Plugging that domain name into my query results in:

curl -v https://d117yhymq9s8zd.cloudfront.net/articles/2017/adding-ssl.html
[...]
< HTTP/1.1 301 Moved Permanently
[...]
< Location: https://www.superloopy.io/articles/2017/adding-ssl.html

Result!

The completed template

For the sake of completeness, here's my completed template:

AWSTemplateFormatVersion: "2010-09-09"
Parameters:
  DomainName:
    Type: String
    Default: example.net
Outputs:
  ApexCloudFrontDomain:
    Description: >-
      The CloudFront domain name for the Apex
      domain that we can use to add a CNAME to
      later.
    Value: !GetAtt ApexCloudFront.DomainName
Resources:
  SSL:
    Type: 'AWS::CertificateManager::Certificate'
    Properties:
      DomainName: !Ref DomainName
      SubjectAlternativeNames:
        - !Join ['.', ['www', !Ref DomainName]]
  ApexBucket:
    Type: 'AWS::S3::Bucket'
    Properties:
      BucketName: !Ref DomainName
      WebsiteConfiguration:
        RedirectAllRequestsTo:
          HostName: !Join ['.', ['www', !Ref DomainName]]
          Protocol: https
  ApexCloudFront:
    Type: 'AWS::CloudFront::Distribution'
    Properties:
      DistributionConfig:
        Aliases:
          - !Ref DomainName
        Enabled: True
        Origins:
          - DomainName: !Select
              - 1
              - !Split ["//", !GetAtt ApexBucket.WebsiteURL]
            Id: origin
            CustomOriginConfig:
              OriginProtocolPolicy: http-only
        DefaultCacheBehavior:
          TargetOriginId: origin
          DefaultTTL: 5
          MaxTTL: 30
          ForwardedValues:
            QueryString: false
          ViewerProtocolPolicy: redirect-to-https
        ViewerCertificate:
          AcmCertificateArn: !Ref SSL
          SslSupportMethod: sni-only

Conclusion

I am pretty happy with this setup.
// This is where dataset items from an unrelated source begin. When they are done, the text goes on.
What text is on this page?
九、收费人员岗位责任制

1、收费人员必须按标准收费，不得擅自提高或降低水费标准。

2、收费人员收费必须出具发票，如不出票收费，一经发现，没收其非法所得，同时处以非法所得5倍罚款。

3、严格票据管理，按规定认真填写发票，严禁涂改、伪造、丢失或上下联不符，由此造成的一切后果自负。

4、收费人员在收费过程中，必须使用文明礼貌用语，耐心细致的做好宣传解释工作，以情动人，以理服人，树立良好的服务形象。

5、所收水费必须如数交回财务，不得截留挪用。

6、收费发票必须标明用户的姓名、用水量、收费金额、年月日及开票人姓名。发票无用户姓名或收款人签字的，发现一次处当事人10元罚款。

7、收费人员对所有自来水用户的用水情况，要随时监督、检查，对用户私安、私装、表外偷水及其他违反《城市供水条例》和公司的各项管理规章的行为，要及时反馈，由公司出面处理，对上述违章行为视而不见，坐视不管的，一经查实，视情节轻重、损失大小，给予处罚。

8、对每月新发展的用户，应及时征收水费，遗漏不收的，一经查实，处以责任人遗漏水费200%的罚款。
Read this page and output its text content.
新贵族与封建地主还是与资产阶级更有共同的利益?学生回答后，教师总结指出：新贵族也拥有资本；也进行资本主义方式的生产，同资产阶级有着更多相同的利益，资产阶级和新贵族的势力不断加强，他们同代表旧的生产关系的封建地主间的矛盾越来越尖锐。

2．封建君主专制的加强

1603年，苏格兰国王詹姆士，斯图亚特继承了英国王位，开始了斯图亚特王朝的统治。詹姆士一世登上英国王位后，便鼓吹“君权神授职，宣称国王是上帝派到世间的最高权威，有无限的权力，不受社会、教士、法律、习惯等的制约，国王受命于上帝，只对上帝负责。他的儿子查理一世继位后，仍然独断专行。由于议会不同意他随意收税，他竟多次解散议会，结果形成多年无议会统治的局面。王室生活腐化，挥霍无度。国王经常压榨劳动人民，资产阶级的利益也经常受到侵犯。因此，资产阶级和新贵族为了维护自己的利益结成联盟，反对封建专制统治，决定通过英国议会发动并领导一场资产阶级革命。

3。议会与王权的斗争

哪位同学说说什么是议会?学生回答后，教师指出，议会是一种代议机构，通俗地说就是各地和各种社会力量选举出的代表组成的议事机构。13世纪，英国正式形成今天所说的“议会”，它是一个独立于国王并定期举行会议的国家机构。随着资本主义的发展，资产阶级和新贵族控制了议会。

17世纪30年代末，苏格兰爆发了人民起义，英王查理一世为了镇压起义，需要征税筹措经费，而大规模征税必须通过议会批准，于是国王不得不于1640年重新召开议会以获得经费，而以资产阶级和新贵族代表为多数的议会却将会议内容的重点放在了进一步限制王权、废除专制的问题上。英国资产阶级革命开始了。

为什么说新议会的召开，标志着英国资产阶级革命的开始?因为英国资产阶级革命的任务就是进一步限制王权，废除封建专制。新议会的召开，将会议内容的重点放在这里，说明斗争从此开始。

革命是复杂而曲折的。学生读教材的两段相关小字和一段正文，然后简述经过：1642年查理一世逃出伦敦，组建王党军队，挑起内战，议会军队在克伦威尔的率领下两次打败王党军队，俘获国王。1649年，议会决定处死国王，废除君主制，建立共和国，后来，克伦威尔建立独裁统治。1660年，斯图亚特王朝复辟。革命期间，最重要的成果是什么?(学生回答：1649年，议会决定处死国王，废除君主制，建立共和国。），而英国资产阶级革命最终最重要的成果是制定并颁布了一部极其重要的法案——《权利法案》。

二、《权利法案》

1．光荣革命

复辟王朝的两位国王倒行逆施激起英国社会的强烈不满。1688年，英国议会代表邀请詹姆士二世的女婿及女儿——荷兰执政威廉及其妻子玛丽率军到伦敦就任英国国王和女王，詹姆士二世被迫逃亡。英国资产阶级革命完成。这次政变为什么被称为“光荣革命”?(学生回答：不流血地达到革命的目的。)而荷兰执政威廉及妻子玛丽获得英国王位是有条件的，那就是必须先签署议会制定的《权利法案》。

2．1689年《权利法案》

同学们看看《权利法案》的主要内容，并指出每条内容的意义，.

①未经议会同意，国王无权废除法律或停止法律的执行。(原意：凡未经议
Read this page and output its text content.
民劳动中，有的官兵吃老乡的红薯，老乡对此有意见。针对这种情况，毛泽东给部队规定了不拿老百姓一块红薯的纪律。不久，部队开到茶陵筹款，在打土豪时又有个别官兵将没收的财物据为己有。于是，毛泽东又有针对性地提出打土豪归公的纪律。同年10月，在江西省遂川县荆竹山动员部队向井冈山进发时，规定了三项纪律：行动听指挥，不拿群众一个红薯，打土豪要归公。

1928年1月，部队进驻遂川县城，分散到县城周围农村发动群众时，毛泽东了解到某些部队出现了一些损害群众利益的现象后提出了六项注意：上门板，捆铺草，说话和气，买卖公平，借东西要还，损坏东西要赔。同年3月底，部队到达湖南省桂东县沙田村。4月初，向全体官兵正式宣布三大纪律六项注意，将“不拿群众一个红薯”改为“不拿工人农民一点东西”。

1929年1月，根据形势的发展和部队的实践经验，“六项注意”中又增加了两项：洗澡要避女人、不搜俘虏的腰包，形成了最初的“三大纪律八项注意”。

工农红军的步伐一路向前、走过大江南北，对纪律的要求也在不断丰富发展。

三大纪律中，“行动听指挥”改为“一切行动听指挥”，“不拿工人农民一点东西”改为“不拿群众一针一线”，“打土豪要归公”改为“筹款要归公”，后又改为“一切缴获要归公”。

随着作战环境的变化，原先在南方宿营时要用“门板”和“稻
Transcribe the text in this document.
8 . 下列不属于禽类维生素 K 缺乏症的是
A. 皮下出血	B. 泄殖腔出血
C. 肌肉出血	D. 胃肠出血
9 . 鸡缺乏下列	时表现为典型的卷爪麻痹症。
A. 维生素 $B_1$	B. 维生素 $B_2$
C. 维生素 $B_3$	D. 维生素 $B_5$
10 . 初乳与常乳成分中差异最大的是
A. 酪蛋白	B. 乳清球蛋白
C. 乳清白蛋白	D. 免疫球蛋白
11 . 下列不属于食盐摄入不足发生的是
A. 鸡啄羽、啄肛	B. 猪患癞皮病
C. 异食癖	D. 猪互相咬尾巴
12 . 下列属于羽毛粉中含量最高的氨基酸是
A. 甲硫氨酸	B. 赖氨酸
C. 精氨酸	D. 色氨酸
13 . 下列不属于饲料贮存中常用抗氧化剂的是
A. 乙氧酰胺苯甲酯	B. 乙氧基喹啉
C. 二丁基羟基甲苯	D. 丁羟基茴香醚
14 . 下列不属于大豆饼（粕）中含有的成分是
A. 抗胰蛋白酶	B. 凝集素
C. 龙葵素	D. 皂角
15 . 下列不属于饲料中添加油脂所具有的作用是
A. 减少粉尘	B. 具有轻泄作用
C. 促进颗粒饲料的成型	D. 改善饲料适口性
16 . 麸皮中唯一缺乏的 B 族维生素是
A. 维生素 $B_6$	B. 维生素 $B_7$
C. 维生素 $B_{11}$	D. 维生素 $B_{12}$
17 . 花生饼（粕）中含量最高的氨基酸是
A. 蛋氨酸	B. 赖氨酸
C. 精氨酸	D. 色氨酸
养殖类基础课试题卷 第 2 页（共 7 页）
No doubt it will be useful when moving all my sites to HTTPS over the next months.


1

For a while I felt that I should be using an S3OriginConfig instead, but I didn't feel this was very well documented and I couldn't manage to get that to work. A bit of reading implied that it requires a Origin Access Identity that cannot be created / added using CloudFormation so I decided to just stick with the CustomOriginConfig instead. It's not like my S3 bucket's content is secret. I also got the impression that going that route means you don't get to benefit from the "website hosting bucket" properties, which means no RedirectAllRequestsTo and no CustomErrorDocument and no IndexDocument properties.

2

Hopefully in the future CloudFront allows certs made anywhere, and then I can re-create my stack in a region closer to home.